One thing I didn’t know is that I was talking to some famous, modern-day lepers. All of them had PhD’s and one of them was John Nash, the Nobel Peace Prize winning mathematician who was portrayed by Russell Crowe in A Beautiful Mind. These men and many others stayed where we live for a week as they were leading a symposium on schizophrenia and the flourishing life at my seminary.

So what did I do after this stirring encounter? First I went back to my room and cried for 30 minutes. I cried because these men represent multitudes of others who are viewed as “whats” and not as “whos.” The leper in Mark 1 was a “what”,  because we know nothing about him except “what” disease inflicted him. We know nothing about where he was from, what he was like or what brought him joy.
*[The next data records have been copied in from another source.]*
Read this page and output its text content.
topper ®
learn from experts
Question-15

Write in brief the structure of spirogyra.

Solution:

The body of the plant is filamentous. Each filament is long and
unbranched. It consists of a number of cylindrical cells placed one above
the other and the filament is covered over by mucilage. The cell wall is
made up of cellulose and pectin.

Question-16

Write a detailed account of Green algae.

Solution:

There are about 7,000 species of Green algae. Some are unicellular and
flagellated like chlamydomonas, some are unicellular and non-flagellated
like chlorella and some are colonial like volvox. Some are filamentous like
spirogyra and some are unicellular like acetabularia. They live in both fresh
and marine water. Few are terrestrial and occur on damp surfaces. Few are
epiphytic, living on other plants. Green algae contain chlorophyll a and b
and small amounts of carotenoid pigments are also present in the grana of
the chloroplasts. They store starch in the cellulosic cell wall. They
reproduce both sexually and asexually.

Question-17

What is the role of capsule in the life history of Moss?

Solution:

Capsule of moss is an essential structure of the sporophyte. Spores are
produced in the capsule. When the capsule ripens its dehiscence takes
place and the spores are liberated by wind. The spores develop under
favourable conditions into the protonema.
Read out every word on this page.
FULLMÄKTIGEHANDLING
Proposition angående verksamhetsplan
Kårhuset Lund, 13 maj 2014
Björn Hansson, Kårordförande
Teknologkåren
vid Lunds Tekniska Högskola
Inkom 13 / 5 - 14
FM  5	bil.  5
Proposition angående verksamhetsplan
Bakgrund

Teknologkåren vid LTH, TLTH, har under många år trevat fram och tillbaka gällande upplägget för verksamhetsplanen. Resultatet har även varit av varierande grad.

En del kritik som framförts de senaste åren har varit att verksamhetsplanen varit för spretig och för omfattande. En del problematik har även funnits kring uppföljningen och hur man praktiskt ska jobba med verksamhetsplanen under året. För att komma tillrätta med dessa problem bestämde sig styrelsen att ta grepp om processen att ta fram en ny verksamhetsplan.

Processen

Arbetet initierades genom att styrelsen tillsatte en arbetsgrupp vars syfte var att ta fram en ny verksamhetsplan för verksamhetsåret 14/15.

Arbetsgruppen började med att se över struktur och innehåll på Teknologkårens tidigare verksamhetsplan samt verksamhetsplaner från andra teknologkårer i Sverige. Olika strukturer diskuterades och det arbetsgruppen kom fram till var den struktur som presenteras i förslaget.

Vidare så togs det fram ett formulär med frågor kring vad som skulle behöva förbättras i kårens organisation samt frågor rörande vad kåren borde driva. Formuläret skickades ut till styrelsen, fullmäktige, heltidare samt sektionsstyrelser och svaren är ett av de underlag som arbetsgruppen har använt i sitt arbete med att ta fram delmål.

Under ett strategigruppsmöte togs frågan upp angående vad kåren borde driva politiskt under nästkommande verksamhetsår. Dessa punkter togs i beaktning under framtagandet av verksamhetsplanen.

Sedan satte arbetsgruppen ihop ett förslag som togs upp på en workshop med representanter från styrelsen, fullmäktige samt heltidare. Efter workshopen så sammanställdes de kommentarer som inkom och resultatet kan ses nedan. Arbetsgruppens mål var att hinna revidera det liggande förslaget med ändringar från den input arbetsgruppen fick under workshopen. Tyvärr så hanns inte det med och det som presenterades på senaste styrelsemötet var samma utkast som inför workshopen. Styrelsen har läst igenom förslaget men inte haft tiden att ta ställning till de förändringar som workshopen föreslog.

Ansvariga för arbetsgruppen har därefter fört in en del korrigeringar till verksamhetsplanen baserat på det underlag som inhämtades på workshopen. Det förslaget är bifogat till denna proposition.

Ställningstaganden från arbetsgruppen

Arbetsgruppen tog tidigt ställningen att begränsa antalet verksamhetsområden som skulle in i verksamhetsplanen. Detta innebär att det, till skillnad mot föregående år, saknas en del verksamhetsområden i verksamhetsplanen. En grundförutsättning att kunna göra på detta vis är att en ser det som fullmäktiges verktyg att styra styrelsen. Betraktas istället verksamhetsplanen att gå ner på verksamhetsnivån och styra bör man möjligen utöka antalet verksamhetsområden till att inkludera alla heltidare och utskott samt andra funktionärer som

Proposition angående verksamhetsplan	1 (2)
We just know he had a disease. The men I talked to throughout last week made sure I knew they were so much more than “whats”; they were “whos.” You might be reading this and saying, “of course they are “whos!” My response would be, “then why are so many modern lepers still on the outside of the village, begging to come into our churches, homes and social circles?”

I think I took a step in conquering a fear I didn’t know I had. In my closing conversations I wanted to let these men know that they have helped shape they way I see life. One man asked me if he could quote me on that and I said, “yes.” He then said, “Can I quote you an every conversation we’ve had this week?” Remembering that I was talking to a bona fide genius, I said, “sure.”